The British Pound continues its breathtaking declines against the Japanese Yen, and the fact that the currency continues to teeter near record-lows gives us little reason to believe that it may see noteworthy rallies through the near term. 129.00 represents the trough set in 1995 before the GBP/JPY went on a multi-year recovery, but the sheer strength of the 2007-2008 downtrend gives us comparatively little confidence to expect similar price action ahead. As such, we remain medium to long-term bears, while short-term price action is substantially less clear.

The Swiss Franc has hit a clear roadblock against the Japanese Yen, failing at a multi-month falling trendline and key Fibonacci retracement level. Recent peaks near 87.00 coincide with the confluence of the August-December downtrend and the 50.0 percent Fibonacci retracement of the 98.70-74.60 move. Continued failure at said level leaves our bias firmly to the downside, and subsequent price targets become recent spike-lows near the 80.00 mark. A break above 86.70 would negate our bearish bias.

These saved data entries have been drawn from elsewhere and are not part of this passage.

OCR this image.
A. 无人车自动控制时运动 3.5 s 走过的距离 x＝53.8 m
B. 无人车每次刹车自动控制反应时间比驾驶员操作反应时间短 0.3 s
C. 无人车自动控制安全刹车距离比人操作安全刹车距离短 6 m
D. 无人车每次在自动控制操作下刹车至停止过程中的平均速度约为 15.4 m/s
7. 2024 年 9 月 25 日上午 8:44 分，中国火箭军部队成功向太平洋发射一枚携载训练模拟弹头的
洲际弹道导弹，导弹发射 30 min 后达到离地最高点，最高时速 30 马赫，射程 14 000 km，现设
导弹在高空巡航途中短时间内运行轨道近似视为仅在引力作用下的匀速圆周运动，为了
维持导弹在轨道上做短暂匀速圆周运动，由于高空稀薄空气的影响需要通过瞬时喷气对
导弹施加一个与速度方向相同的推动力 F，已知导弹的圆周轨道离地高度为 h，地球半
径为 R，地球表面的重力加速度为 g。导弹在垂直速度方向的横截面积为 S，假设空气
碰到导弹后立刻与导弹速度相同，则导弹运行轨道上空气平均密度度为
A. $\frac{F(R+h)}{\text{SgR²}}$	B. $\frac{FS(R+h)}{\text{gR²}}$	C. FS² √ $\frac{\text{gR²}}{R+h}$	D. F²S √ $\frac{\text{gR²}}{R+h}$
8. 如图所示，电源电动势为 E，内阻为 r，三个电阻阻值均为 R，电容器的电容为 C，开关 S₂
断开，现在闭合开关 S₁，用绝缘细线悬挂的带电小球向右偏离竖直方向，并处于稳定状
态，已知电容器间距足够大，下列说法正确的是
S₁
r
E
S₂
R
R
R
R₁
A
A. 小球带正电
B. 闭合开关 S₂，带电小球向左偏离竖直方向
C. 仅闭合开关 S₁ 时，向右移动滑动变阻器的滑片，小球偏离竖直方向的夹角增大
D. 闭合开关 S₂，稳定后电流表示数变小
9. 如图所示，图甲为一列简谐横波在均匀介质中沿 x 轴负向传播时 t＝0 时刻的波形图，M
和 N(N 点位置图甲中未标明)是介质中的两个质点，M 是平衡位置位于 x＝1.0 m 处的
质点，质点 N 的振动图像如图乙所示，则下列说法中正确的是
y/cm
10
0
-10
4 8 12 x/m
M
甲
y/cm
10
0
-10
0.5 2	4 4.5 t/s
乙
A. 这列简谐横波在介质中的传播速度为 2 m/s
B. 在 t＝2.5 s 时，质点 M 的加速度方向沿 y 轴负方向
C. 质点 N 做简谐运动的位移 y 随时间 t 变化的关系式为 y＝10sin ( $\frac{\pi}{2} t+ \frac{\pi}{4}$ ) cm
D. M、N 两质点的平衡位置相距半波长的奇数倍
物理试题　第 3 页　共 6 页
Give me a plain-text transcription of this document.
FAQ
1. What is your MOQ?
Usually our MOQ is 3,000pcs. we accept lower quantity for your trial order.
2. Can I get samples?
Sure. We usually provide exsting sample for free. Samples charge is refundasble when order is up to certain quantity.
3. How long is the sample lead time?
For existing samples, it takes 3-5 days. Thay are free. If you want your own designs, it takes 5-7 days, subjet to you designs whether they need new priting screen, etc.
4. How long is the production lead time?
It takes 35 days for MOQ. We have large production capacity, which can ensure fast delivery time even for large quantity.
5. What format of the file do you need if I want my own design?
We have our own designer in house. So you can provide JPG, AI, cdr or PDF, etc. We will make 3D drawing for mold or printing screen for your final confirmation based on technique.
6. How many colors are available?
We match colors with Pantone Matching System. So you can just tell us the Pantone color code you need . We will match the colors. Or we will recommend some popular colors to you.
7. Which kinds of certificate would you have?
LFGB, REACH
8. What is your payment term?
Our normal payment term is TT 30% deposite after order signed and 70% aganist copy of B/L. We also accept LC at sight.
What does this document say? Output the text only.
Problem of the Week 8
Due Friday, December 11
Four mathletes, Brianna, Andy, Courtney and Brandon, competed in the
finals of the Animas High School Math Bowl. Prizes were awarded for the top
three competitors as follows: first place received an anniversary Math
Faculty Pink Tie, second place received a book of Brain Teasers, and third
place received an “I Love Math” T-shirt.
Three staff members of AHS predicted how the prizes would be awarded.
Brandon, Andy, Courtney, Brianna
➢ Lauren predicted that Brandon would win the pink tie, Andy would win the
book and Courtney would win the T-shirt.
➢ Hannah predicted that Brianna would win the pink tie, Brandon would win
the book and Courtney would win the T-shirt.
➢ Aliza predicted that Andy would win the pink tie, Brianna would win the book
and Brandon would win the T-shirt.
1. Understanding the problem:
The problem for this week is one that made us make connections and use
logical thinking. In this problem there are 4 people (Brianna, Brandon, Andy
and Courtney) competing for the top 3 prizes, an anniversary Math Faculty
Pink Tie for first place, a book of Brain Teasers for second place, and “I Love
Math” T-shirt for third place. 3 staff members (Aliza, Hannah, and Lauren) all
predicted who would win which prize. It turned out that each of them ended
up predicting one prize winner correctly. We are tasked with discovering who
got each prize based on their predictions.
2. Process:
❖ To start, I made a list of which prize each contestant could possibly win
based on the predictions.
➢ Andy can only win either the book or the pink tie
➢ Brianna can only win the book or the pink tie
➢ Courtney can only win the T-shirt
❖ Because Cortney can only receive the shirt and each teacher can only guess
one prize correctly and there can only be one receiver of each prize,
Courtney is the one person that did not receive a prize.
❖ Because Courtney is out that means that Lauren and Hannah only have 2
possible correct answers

The Canadian Dollar remains dangerously close to fresh multi-decade lows against the Japanese Yen, but recent price action suggests that the CAD/JPY is likely to remain in consolidation through short-term trading. The pair is currently stuck in sideways price action through illiquid year-end trade, and the absence of a break in either direction leaves our short-term bias effectively neutral. Suffice to say, however, overwhelmingly bearish momentum suggests risks remain to the downside.

The Australian Dollar has recently broken out of its short-term wedge formation against the Japanese Yen, but extremely overbought oscillators suggests that a very short-term correction is likely. Next noteworthy resistance comes in at previous congestion near the 65.00 mark, while support can be found at the 62.50 mark. Our near-term bias remains bullish on a hold of the pair’s short-term rising trendline near 60.00.

The New Zealand Dollar trades near important resistance levels against the Japanese Yen, and short-term price action may dictate whether the NZD/JPY will continue its recent recovery. The 54.00 mark represents a makeshift double-top, and a failure here will keep the pair within its 47.80-54.00 range. Otherwise, a break higher would next target key Fibonacci resistance and previous spike-highs of 56.40.